Figures released by the Home Builders Foundation (HBF) and Glenigan’s latest Housing Pipeline report show that planning permissions for 52,167 homes were granted in England during the first quarter of this year.
This is a 19% increase on the 43,926 permissions in the corresponding quarter last year. Figures in the latest report show that 203,810 permissions were granted in the 12 months to April.
As the country looks to increase housing supply from the very low levels of recent years the increased number of homes being planned is extremely welcome.
However, many of the homes identified in the report still have to navigate the remainder of the planning system, a process that continues to take far too long, delaying work starting on many of the sites.
Since the introduction of the Help to Buy Equity Loan scheme in 2013, housing output has increased significantly. The planning process, however, remains a significant constraint on the industry’s ability to meet the higher levels of demand and deliver further increases in supply.
Speaking today, Stewart Baseley, Executive Chairman of the HBF, said: “Since the Help to Buy scheme was introduced in 2013 house building activity has increased strongly.
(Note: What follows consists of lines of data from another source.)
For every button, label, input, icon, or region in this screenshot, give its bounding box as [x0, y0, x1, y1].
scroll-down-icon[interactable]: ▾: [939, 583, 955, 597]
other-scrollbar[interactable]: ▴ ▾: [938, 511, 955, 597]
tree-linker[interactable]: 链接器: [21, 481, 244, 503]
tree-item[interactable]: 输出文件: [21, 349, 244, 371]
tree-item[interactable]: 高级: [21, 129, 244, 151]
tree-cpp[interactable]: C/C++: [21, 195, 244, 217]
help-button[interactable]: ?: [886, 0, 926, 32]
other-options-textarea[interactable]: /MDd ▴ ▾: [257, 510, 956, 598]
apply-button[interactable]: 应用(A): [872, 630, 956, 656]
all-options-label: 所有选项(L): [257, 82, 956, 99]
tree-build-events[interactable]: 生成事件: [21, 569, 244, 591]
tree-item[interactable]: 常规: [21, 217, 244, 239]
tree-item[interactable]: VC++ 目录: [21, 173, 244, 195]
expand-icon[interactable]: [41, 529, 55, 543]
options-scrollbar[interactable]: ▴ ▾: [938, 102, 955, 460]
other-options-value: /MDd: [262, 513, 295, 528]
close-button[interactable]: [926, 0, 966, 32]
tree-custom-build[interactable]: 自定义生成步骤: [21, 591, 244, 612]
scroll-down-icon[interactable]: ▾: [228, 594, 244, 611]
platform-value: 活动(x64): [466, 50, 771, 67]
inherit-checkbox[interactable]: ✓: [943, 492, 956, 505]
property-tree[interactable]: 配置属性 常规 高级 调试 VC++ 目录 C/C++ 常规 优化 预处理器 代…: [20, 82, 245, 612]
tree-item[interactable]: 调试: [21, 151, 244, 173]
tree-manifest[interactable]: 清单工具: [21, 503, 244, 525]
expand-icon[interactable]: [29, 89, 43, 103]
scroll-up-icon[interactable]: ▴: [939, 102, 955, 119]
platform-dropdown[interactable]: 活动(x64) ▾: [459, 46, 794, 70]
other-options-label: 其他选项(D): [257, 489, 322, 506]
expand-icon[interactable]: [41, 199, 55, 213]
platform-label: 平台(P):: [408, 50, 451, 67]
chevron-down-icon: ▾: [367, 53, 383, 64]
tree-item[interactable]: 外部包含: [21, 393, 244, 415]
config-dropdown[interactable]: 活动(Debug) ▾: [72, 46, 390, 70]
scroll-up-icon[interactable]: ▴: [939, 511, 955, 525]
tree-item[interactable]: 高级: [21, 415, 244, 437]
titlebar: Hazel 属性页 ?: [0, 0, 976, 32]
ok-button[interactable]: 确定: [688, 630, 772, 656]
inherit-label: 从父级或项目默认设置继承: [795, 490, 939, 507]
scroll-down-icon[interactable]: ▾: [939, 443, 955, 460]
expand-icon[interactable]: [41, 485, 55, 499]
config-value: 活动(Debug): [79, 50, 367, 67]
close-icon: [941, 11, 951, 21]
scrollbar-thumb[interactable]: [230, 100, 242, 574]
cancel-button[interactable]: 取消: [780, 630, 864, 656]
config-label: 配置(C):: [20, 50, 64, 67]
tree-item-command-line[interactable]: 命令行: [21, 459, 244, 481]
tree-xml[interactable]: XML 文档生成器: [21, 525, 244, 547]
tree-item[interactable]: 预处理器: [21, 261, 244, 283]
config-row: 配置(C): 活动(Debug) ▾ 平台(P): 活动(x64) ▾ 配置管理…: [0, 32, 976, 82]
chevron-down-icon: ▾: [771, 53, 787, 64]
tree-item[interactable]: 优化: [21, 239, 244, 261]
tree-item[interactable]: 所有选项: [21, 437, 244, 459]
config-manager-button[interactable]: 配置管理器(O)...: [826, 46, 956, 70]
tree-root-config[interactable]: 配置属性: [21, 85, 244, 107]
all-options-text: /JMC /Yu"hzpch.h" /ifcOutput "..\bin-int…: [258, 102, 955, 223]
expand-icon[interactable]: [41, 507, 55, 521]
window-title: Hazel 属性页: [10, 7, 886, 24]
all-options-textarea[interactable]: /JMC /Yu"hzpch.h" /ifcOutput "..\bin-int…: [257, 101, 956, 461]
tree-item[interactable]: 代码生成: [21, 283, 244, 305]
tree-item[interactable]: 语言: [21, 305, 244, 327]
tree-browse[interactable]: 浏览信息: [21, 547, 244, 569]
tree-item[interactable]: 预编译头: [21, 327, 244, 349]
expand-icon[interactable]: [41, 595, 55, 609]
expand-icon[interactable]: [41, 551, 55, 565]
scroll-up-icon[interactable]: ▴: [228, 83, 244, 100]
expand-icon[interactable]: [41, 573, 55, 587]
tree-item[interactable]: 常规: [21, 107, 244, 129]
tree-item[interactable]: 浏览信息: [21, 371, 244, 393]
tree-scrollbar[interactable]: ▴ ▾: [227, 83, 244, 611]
Private housing starts in 2014 were up nearly 40% on their pre-Help to Buy level in 2012. However we are still only building around half the number of new homes the country needs, and far fewer than in previous decades.
“One of the biggest constraints on the industry’s ability to meet the new level of demand and deliver further sustained increases in build rates is the planning process. How quickly we get more sites to the point where we can actually start to lay bricks will be a major influence on future house building levels.
“The headline announcements made in the Productivity Plan sound very positive. What is key is that the detail is now developed and the proposals implemented as soon as is possible.
“Increasing housing delivery will provide the high quality homes our next generation needs, support thousands of companies up and down the land and create tens of thousands of jobs.”